Ford tough: Former U.S. Army nurse Marta Ford reflects on years of service
Marta Ford feels she is busier these days than she was when she was an active duty member of the Army Nurse Corps in the ’60s. She recently became the first female commander in Newton American Legion Post 111 history, served on the Freedom Flight Committee and is the chair of the Jasper County Commission of Veterans Affairs.
Marta, whose father was a World War II veteran, was an active duty nurse from 1966 to 1969 and also spent nearly three decades as a member of the Army Reserves, where she retired as a lieutenant colonel.
“We were doing our psych affiliation up in Independence, Iowa, and we were playing hearts,” Marta said. “If you lost, you had to sit on the floor. There was a brochure laying there about the Army Nurse Corps, and I picked it up, and I read it and decided, ‘I think that’s what I want to do.’”
Marta was 19 and still in nursing school at the time, so she needed her parents’ signature to sign up.
“My dad wasn’t real thrilled,” Marta said. “During World War II, he was a bombardier in Europe and flew missions over there. When I was born, in fact, they had just come back from a bombing run on Munich, Germany. His buddy came running out to the airfield with a telegram that said I had been born. Dad said he knew that it was a girl and that I would never have to serve in the military.”
Marta, of course, would go on to prove her father’s proclamation wrong.
“So he wasn’t real gung ho about it, but my mother convinced him,” she said.
Although she is a Vietnam-era veteran, Marta said she had never heard about the war before joining the service.
“As I recall, the recruiter, who was a major and a nurse and the recruiter for the state of Iowa, never mentioned it,” Ford said. “I didn’t hear the word ‘Vietnam’ until I went to basic training in early 1966. Then they were asking for volunteers.
“A lot of nurses volunteered,” she continued. “That was the one thing my dad had told me before I went in: ‘Don’t volunteer for anything.’ So, I didn’t volunteer.”
Marta went to Fort Sam Houston in San Antonio, Texas, for basic training for eight weeks.
“Basic training consisted of nurses and doctors, and the doctors had all been drafted. They were not happy campers at all,” Marta said jokingly. “They acted horrible, that’s what I can remember a lot about. (Basic) consisted of orientating you to the military, a lot of classes — which we paid no attention to at all — and marching.”
With most of the people attending basic with her being in the medical profession, Marta said other soldiers laughed at them for kicks.
“That’s how everybody at Fort Sam got their entertainment every day. They would stand out on the balconies and watch all these doctors and nurses drill in ceremony,” Marta said. “We didn’t have a clue what we were doing. Not a clue. It was horrible.”
After her training was complete, Marta was stationed in Fort Lee, Va., which was her second choice.

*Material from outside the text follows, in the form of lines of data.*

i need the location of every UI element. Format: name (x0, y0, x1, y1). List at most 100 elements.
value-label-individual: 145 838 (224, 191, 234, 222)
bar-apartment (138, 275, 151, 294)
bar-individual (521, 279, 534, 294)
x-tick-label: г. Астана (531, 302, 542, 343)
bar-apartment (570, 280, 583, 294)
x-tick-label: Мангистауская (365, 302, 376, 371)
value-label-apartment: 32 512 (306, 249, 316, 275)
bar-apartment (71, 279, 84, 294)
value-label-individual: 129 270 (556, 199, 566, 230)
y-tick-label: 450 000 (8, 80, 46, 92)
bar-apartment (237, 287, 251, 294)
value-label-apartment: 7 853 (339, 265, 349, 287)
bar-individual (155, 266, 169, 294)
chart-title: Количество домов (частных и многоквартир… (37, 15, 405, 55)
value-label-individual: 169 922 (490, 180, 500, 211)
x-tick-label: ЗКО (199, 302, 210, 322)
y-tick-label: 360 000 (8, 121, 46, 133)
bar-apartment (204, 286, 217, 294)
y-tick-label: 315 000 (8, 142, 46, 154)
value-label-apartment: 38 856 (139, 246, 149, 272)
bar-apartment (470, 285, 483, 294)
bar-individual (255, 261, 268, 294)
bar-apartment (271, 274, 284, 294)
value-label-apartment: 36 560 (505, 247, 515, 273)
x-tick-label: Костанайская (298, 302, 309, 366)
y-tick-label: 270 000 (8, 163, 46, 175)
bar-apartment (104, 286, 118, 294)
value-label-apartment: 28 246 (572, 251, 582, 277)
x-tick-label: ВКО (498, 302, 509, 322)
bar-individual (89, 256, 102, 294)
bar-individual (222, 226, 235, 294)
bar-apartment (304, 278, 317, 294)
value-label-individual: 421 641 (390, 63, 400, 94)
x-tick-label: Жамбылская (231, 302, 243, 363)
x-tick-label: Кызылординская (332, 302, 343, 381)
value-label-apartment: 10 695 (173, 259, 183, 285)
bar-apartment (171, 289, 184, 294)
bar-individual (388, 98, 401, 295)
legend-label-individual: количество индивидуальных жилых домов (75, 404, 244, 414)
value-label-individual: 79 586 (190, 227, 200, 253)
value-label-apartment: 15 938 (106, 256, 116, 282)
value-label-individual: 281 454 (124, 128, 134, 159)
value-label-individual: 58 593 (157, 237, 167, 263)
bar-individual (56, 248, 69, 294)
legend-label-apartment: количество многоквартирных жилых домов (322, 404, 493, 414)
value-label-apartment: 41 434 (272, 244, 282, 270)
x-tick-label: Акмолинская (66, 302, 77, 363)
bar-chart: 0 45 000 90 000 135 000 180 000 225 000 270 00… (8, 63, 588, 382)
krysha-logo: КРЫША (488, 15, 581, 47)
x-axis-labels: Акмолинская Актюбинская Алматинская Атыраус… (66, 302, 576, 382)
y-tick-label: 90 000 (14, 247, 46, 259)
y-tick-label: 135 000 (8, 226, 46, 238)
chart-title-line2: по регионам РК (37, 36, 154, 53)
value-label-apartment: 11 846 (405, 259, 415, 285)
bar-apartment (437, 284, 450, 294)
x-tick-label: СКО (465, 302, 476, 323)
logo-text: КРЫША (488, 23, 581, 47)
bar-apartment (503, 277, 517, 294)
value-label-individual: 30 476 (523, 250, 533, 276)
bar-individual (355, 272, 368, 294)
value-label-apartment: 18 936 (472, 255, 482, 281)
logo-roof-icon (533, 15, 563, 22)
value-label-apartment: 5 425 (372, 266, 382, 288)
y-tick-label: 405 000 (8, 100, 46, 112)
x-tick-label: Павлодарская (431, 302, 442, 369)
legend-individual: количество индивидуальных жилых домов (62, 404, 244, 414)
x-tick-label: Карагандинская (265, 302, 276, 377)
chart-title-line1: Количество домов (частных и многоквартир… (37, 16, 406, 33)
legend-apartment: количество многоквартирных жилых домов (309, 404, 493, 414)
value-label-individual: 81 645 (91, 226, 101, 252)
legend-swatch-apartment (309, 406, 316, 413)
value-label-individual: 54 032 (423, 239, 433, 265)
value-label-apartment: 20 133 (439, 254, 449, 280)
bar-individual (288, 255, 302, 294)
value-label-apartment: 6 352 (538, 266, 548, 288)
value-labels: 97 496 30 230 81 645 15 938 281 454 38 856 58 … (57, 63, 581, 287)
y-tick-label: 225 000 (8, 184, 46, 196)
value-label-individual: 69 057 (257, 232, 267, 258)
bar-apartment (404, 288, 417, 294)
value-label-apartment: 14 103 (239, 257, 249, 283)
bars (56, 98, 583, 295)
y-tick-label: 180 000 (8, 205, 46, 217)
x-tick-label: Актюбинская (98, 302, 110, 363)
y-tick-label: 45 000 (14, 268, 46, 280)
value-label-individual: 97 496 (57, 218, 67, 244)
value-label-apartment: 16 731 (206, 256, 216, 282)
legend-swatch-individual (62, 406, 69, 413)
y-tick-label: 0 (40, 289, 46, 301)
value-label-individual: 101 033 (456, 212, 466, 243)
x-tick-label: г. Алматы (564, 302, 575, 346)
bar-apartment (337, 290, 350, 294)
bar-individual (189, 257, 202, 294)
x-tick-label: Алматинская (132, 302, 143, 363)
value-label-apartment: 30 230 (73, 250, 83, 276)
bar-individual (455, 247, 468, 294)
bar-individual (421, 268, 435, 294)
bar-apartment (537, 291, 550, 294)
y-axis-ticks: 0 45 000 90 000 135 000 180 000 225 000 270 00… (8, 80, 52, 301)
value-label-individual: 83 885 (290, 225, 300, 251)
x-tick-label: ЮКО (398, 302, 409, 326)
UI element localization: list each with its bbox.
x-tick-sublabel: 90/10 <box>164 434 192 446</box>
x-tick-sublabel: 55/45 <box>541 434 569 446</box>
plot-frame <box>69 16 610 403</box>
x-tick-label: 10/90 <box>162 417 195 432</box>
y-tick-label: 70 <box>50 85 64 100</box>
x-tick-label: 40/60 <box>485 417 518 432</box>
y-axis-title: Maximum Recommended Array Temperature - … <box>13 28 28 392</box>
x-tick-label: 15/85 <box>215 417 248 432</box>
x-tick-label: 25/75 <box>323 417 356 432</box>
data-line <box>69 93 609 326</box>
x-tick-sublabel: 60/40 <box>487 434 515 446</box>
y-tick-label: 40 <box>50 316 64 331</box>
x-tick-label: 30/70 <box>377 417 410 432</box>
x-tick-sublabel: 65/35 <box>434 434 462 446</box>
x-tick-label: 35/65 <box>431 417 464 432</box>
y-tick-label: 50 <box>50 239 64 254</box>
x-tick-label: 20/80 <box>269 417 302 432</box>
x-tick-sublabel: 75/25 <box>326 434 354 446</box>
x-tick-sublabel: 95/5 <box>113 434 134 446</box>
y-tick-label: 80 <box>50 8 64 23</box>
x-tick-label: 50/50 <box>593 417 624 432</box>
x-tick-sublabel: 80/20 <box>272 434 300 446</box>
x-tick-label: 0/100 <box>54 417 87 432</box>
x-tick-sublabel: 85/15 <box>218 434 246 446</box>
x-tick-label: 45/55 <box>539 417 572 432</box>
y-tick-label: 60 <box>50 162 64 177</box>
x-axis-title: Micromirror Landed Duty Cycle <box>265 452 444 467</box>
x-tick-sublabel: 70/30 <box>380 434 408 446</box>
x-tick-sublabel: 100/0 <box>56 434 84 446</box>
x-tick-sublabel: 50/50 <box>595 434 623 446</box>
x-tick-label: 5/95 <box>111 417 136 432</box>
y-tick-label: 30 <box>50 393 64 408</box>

“I had never been out of the state of Iowa, except on vacation. Texas, Colorado, Chicago was all I could remember. But that was with my folks,” Marta said. “I grew up in Killduff. There were a 150 people in Killduff. I went to country school from kindergarten through eighth grade. There were four kids in my class. Going to Des Moines was a big deal, and going there to school was a bigger deal.”

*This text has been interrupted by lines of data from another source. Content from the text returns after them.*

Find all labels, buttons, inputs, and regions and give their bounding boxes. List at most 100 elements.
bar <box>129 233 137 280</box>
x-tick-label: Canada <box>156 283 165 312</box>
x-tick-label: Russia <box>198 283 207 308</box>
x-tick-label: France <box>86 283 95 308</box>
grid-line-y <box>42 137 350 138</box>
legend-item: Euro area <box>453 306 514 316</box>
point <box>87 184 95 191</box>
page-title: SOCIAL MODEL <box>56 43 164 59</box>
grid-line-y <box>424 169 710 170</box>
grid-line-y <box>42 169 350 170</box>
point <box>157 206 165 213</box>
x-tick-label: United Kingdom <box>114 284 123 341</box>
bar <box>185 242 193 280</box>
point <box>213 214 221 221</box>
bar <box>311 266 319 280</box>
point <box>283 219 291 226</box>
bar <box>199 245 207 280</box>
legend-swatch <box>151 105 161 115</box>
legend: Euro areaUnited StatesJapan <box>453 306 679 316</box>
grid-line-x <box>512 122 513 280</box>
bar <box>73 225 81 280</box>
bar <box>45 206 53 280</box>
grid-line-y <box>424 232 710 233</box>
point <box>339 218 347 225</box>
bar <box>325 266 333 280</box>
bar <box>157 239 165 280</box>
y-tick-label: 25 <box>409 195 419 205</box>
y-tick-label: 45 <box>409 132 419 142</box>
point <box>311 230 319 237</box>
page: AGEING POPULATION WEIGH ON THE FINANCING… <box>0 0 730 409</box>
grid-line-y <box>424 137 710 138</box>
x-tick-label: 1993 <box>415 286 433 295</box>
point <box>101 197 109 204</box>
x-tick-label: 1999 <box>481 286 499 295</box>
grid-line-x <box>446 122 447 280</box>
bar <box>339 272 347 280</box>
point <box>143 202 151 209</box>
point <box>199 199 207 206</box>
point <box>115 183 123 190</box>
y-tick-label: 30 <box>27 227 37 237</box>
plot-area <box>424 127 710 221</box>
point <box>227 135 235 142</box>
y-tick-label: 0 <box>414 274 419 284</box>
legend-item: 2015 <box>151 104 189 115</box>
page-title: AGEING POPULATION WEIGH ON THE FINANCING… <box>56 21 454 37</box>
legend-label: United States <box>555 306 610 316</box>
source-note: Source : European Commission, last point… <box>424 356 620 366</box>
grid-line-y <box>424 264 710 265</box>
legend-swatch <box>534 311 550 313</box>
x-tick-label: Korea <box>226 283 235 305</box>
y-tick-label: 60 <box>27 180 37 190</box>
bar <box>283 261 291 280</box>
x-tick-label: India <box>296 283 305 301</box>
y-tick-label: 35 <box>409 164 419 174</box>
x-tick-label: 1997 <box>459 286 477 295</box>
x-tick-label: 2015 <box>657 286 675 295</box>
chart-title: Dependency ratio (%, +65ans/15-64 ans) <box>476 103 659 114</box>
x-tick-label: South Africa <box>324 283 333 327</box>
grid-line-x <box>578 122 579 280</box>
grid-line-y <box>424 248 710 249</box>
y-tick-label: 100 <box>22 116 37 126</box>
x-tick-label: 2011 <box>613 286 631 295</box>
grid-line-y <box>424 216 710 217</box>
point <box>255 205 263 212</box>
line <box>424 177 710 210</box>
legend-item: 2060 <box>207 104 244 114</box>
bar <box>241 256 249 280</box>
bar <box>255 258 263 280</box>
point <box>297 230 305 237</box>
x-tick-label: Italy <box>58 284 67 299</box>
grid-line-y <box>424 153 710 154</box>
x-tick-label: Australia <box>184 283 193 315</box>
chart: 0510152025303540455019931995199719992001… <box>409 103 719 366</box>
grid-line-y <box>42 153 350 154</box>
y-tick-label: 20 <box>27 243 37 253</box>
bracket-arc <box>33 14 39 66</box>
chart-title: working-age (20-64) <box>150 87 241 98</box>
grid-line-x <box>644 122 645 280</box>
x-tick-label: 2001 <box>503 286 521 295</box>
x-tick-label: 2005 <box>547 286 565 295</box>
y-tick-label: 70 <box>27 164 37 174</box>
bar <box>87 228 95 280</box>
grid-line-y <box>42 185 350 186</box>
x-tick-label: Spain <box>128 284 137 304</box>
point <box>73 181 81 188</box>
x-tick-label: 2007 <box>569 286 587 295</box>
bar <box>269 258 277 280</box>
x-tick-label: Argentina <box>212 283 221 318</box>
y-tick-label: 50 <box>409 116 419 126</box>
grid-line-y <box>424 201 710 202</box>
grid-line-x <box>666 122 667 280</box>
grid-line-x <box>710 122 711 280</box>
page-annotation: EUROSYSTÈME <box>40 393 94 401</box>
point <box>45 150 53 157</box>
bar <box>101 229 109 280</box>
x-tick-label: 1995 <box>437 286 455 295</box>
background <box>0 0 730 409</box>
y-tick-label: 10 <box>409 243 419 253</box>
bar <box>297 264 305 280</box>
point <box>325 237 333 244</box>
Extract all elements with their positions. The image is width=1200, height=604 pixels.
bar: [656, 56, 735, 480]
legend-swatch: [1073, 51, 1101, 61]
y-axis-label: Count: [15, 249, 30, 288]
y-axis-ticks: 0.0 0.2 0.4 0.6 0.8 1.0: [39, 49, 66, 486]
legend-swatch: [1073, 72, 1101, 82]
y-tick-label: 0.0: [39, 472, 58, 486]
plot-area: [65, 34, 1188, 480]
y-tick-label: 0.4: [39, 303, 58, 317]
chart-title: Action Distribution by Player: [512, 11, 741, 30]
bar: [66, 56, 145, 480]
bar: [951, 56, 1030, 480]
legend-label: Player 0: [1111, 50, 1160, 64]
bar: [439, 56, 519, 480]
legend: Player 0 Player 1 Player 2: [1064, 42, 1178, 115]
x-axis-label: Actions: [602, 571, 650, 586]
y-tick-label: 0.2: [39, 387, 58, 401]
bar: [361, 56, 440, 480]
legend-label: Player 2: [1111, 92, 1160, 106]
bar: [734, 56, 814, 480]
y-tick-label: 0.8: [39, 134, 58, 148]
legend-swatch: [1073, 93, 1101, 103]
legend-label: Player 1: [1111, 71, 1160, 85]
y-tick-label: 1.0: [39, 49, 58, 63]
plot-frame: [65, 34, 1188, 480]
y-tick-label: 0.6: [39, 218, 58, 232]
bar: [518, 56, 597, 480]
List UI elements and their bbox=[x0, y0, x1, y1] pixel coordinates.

Being on the East Coast allowed her to experience many different cultures, she said. This also exposed her to some of the significant cultural events happening at the time. Marta said she was in Washington, D.C., during the riots after Martin Luther King Jr. was assassinated. She met and treated many of the injured who were coming back from war and saw how segregated Virginia was at that time.

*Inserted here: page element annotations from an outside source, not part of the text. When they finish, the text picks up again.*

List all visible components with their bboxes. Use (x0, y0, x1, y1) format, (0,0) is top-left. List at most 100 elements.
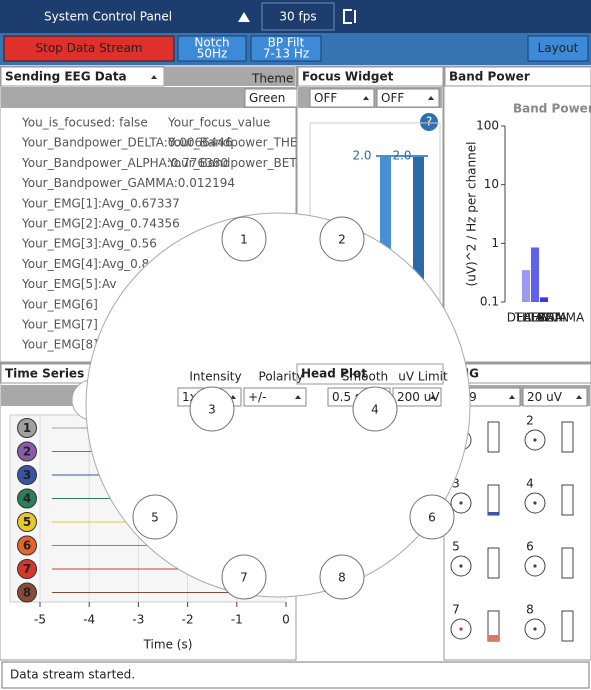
panel-title: Sending EEG Data (5, 70, 127, 84)
emg-bar-frame (487, 421, 500, 453)
top-bar (0, 0, 591, 33)
band-bar (540, 297, 548, 302)
electrode (189, 386, 235, 432)
output-line: Your_EMG[1]:Avg_0.67337 (21, 196, 180, 210)
app-title: System Control Panel (44, 10, 172, 24)
channel-label: 2 (23, 445, 31, 459)
button-label: 7-13 Hz (263, 47, 309, 61)
emg-dot (533, 564, 537, 568)
panel-title: Band Power (449, 70, 530, 84)
status-bar (1, 661, 590, 689)
channel-label: 1 (23, 421, 31, 435)
layout-button[interactable] (527, 35, 589, 62)
electrode (319, 554, 365, 600)
dropdown-value: 0.5 s (332, 390, 361, 404)
help-button[interactable] (420, 113, 438, 131)
channel-button[interactable] (17, 418, 37, 438)
bp-button[interactable] (250, 35, 322, 62)
x-tick-label: THETA (514, 311, 554, 325)
theme-label: Theme (251, 72, 293, 86)
channel-button[interactable] (17, 441, 37, 462)
channel-button[interactable] (17, 488, 37, 509)
emg-dot (459, 501, 463, 505)
panel-title: Head Plot (301, 367, 367, 381)
dropdown-arrow (295, 395, 301, 399)
electrode (221, 554, 267, 600)
focus-label: 2.0 (352, 149, 371, 163)
button-label: Stop Data Stream (36, 41, 143, 55)
x-axis-label: Time (s) (143, 638, 193, 652)
output-line: Your_EMG[3]:Avg_0.56 (21, 237, 157, 251)
output-line: Your_EMG[7] (21, 318, 98, 332)
emg-bar-fill (488, 512, 499, 515)
control-label: Smooth (342, 370, 388, 384)
channel-button[interactable] (17, 559, 37, 579)
x-tick-label: -5 (34, 613, 46, 627)
emg-bar-frame (561, 610, 574, 642)
x-tick-label: 0 (282, 613, 290, 627)
focus-dropdown[interactable] (376, 88, 440, 108)
channel-button[interactable] (17, 512, 37, 532)
channel-button[interactable] (17, 535, 37, 556)
electrode-label: 1 (240, 233, 248, 247)
y-tick-label: 0.1 (480, 295, 499, 309)
x-tick-label: -2 (182, 613, 194, 627)
stop-button[interactable] (3, 35, 175, 62)
collapse-arrow[interactable] (238, 12, 250, 22)
x-tick-label: -1 (231, 613, 243, 627)
emg-label: 5 (452, 540, 460, 554)
panel-header (297, 66, 444, 87)
emg-dot (533, 627, 537, 631)
fps-box[interactable] (261, 2, 335, 31)
electrode (352, 386, 398, 432)
emg-label: 4 (526, 477, 534, 491)
output-line: Your_EMG[8] (21, 338, 98, 352)
x-tick-label: GAMMA (538, 311, 585, 325)
y-tick-label: 10 (484, 177, 499, 191)
panel-strip (164, 67, 295, 86)
emg-dot (533, 438, 537, 442)
emg-dropdown[interactable] (522, 387, 588, 407)
y-axis-label: (uV)^2 / Hz per channel (465, 142, 479, 287)
channel-button[interactable] (17, 465, 37, 485)
electrode-label: 8 (338, 571, 346, 585)
emg-label: 3 (452, 477, 460, 491)
button-label: 50Hz (197, 47, 228, 61)
control-label: Polarity (259, 370, 304, 384)
panel (443, 65, 591, 363)
x-tick-label: ALPHA (523, 311, 563, 325)
status-text: Data stream started. (10, 668, 135, 682)
panel-header (444, 66, 591, 87)
x-tick-label: -3 (132, 613, 144, 627)
x-tick-label: BETA (537, 311, 568, 325)
channel-label: 4 (23, 492, 31, 506)
output-line: Your_EMG[6] (21, 297, 98, 311)
electrode (221, 216, 267, 262)
electrode-label: 3 (208, 403, 216, 417)
panel-title: Time Series (5, 367, 84, 381)
head-plot-dropdown[interactable] (243, 387, 307, 407)
channel-label: 5 (23, 515, 31, 529)
notch-button[interactable] (177, 35, 247, 62)
fps: 30 fps (279, 10, 316, 24)
button-label: Layout (538, 41, 579, 55)
focus-label: 2.0 (392, 149, 411, 163)
electrode (409, 494, 455, 540)
electrode-label: 5 (151, 511, 159, 525)
emg-label: 2 (526, 414, 534, 428)
channel-button[interactable] (17, 582, 37, 603)
panel-strip (1, 87, 295, 108)
channel-label: 8 (23, 586, 31, 600)
y-tick-label: 100 (476, 119, 499, 133)
emg-dot (533, 501, 537, 505)
output-line: You_is_focused: false (21, 116, 148, 130)
output-line: Your_EMG[4]:Avg_0.8 (21, 257, 149, 271)
dropdown-arrow (428, 96, 434, 100)
help-label: ? (426, 115, 432, 129)
emg-bar-frame (487, 547, 500, 579)
x-tick-label: DELTA (507, 311, 544, 325)
electrode-label: 6 (428, 511, 436, 525)
electrode (319, 216, 365, 262)
emg-bar-frame (561, 421, 574, 453)
focus-dropdown[interactable] (309, 88, 375, 108)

Once her active service was up, she remained in the reserves until 1975. She then rejoined the reserves again in 1980, remaining a member until 2004.
During her time in the reserves, she served in multiple roles and received numerous awards. Her former commander, Arthur Bean, was thoroughly impressed with Marta’s help in combining the services of the Army hospitals in Des Moines and Cedar Rapids.
“(She) was instrumental in developing unit cohesion between the 830th Station Hospital and the 73rd Combat Support Hospital when they merged to form the 4224th United States Army Hospital,” he wrote. “(She) personally traveled numerous times to Cedar Rapids to maintain the morale of all soldiers during and since the transition.”
At that time she served as chief nurse and directly supervised 60 officers and 150 enlisted medics.
Marta credits family support for enabling her to serve her country for so many years and stresses its importance to military families.
“Both of my children are proud of my military service,” Marta said. “I just did my job. I didn’t think it was a big deal.”